What changes when orchestration enters
Three things change when you put orchestration around your agents.
- One: agents become participants in a process, not standalone tools. “It’s actually easier to build a dynamic flow than to build a deterministic flow,” Kiew Seng said. In insurance, with thick rulebooks and conditional logic, that matters. A dynamic flow lets the agent handle the variability while the process holds the structure, the guardrails, and the audit trail.
- Two: the compliance conversation becomes possible. This is where the panel was clearest, and most aligned.
“Getting the technical stuff to work, that’s the easy part. The difficult part is the legal, the compliance, all the questions you’re going to get. That, to me, is the most difficult one.”
— Lee Kiew Seng, Head of Orchestration and Integration, Danica
Jonas described the same reality from Audi’s side. “We’ve got all of these legal requirements that we need to take care of. We need to document where we are using AI, how we are using AI, which data is going into the AI.”
An agent in isolation is hard to govern. An agent inside an orchestrated process inherits the governance of that process: approval steps that must happen, escalation paths that must execute, every decision and exception captured automatically. That is what makes the EU AI Act conversation tractable rather than terrifying. It is also why agentic orchestration is becoming the foundation enterprises build on before they scale AI further.
- Three: the value compounds. On the business side, agents handle dependencies, classification, and repetitive work, so operations teams get time back for complex decisions. On the IT side, dynamic flows are faster to build than deterministic ones for rule-heavy industries. On the customer side, faster responses and higher satisfaction. Simon added one more, often overlooked: knowledge transfer. “We have a lot of people going into retirement, and it’s difficult to find people who know the right answer.”
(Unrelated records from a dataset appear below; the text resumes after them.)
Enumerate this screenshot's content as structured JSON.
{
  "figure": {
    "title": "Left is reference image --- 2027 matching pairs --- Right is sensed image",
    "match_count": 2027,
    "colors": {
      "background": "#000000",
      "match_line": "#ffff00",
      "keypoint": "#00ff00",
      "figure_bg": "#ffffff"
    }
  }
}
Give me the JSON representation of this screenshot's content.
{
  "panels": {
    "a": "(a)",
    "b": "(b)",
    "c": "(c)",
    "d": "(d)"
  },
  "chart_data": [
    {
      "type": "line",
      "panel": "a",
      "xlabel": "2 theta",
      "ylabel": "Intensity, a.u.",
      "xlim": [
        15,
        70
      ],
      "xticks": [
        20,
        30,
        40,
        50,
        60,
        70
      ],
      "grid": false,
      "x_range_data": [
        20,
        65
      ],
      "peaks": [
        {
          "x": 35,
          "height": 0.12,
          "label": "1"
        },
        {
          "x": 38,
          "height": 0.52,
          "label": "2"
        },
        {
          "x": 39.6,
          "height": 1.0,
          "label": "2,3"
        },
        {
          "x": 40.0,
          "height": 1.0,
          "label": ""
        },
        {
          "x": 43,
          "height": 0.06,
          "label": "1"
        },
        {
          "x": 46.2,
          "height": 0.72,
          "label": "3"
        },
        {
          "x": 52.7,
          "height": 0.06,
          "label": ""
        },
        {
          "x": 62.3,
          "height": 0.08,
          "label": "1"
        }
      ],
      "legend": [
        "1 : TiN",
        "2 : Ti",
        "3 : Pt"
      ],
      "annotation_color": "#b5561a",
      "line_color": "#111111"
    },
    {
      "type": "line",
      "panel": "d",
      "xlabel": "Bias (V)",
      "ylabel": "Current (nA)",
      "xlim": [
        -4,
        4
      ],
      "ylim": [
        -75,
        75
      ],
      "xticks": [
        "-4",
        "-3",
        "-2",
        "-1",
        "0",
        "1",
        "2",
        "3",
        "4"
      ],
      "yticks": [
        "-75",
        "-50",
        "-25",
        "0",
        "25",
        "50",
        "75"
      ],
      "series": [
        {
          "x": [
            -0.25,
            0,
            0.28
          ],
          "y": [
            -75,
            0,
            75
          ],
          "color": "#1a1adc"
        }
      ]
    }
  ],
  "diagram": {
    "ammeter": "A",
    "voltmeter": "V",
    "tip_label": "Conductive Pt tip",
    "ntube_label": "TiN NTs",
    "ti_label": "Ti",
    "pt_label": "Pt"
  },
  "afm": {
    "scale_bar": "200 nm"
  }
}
Leon framed it the way we increasingly do at Camunda: augmentation, not automation. The point of orchestrating agents into business processes is not to remove people. It is to take the mundane work off their plates so they can spend their time on what actually moves the business.
What this looks like in practice
The transition from agent islands to orchestrated processes does not have to be a re-platforming.
Audi started with structuring unstructured customer data. The agent reads incoming messages and routes them into the process. It does not yet send replies. “If I were to imagine actually replying to the customer, that’s something where we would always have a human in the loop, at least at the beginning.” Agents inside the process. Humans at the decision point. Systems connected end to end. That is what orchestration looks like from the inside out.
Provinzial runs a hub-and-spoke model: the platform team owns the foundation (LLM access, governance, the orchestration layer), and business teams own the processes. “Our job is to make it really easy and comfortable to do it right,” Simon said. The foundation is what lets the rest of the company move.
Camunda is doing the same internally. After a phase of smaller use cases spread across the company, the team is now re-engineering core business processes (quote-to-cash, employee lifecycle, accounting) and systematically injecting agentic AI where it adds the most value. Not as a parallel “AI process.” As part of the actual process the business runs.
The takeaway
If your organization is in the “we have agents but they’re scattered” phase, the next investment is not another agent. It is the orchestration layer that turns those agents into participants in end-to-end processes you can govern, measure, and improve.
The companies that get this right will not be the ones with the most agents. They will be the ones who treated agents as part of the process from the start, with the deterministic guardrails, the human checkpoints, and the audit trails that make it safe to give AI real operational authority.
That is what agentic orchestration is for. And from what we heard on that panel, the enterprises that figure it out first will set the pace for everyone else.